Super-Resolution Mapping of the Dynamics of Periodic Structural Defects in Collagen Fibrils

Abstract

Single-molecule tracking of matrix metalloproteinases (MMPs) moving on fibrillar collagen reveals a regular binding pattern with a 1.1 µm periodicity. The binding sites exhibit collective motion that preserves the distribution but not the phase of the binding pattern. Over short timescales (∼1 s), the motion of individual binding sites is consistent with diffusion in a harmonic potential. At longer timescales (∼20 s), the potential wells slowly migrate, bifurcate, and merge. The dynamic nature of the binding sites suggests that they correspond to transient local defects in the collagen fibril structure. However, the long-range order of their pattern, exceeding any known structural scale of the fibril, indicates a collective defect formation process. We propose a model in which internal strain energy in fibrillar collagen is relieved by the formation of defects that are distributed along its length.
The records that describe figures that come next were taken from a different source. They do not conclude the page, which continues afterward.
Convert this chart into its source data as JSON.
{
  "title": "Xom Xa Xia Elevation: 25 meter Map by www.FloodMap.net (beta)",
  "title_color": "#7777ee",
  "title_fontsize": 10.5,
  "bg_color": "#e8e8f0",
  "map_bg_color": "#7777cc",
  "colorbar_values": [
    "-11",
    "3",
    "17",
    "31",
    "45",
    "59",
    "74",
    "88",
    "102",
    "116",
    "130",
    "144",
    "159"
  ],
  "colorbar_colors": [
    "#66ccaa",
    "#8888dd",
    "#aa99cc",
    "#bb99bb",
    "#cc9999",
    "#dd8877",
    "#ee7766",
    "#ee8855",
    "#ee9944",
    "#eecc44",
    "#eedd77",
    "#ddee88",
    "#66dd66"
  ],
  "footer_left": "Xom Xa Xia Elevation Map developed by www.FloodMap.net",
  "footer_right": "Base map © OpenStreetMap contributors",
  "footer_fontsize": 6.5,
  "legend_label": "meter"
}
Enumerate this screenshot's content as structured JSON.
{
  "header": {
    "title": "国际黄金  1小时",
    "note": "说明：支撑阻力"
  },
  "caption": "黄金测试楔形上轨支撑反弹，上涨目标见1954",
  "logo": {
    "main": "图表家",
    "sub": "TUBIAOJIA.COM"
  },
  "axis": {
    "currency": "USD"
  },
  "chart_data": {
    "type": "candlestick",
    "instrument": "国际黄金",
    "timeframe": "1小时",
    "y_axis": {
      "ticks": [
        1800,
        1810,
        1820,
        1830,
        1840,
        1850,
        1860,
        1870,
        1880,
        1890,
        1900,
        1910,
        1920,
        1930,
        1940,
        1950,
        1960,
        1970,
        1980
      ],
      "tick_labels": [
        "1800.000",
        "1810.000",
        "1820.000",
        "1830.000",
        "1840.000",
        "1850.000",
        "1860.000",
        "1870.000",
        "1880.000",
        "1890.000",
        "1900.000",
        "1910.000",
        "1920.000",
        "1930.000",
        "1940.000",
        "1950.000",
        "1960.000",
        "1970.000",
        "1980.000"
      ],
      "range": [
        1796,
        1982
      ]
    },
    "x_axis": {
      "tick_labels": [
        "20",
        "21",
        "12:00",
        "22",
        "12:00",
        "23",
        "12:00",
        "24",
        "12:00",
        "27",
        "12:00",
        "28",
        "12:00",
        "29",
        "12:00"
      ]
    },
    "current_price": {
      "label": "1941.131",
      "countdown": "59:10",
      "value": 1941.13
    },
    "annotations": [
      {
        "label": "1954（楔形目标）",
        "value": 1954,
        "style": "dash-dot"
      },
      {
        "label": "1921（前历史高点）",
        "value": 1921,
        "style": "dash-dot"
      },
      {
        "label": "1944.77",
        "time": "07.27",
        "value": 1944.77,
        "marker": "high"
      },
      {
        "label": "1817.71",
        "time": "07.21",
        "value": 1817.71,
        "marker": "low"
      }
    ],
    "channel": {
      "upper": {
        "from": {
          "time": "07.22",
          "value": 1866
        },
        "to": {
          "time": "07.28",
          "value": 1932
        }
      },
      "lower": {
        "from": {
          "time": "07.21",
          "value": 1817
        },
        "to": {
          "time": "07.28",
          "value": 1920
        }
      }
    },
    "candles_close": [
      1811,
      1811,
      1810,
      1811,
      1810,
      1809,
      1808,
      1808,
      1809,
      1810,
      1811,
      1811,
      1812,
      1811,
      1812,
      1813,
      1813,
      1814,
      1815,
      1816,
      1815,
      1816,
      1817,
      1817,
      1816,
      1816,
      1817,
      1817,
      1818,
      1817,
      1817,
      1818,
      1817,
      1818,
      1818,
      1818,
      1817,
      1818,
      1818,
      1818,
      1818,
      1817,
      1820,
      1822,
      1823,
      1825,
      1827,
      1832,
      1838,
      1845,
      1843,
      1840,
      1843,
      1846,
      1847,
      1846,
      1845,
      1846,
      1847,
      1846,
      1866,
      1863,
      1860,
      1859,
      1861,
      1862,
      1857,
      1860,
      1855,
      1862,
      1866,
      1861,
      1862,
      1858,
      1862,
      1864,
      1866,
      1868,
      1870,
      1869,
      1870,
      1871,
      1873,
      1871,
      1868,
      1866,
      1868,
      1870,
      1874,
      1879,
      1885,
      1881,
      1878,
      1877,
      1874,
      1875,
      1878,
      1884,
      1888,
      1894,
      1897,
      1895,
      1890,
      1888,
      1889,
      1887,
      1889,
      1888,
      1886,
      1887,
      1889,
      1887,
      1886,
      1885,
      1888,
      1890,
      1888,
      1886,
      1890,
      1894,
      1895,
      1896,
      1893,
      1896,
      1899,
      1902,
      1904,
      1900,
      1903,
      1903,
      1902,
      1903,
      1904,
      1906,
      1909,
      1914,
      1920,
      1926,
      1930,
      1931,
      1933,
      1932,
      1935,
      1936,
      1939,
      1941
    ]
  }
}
This model falls into the general class of mechanical instabilities that generate long-range spatial patterning in physical systems ranging from mud cracking to skin wrinkling. However, unlike cracks and wrinkles that are stable structures, the microscopic fibril features thermally excited structural dynamics and self-healing of defect states. One physiological consequence of the proposed model is that external tension opposing the internal strain in the fibril can suppress defect formation and exposure of the MMP binding sites. Experiments showing that external loading attenuates the enzymatic degradation of fibrillar collagen are consistent with this prediction of the model. More generally, many aspects of collagen degradation, including cleavage initiation, processivity, and kinetics, may largely be a consequence of a previously unrecognized structural heterogeneity in the underlying fibrillar substrate. Thus, mapping the periodic array of defects in the molecular architecture of collagen elucidates a key feature regulating enzymatic activity and remodeling of the extracellular matrix.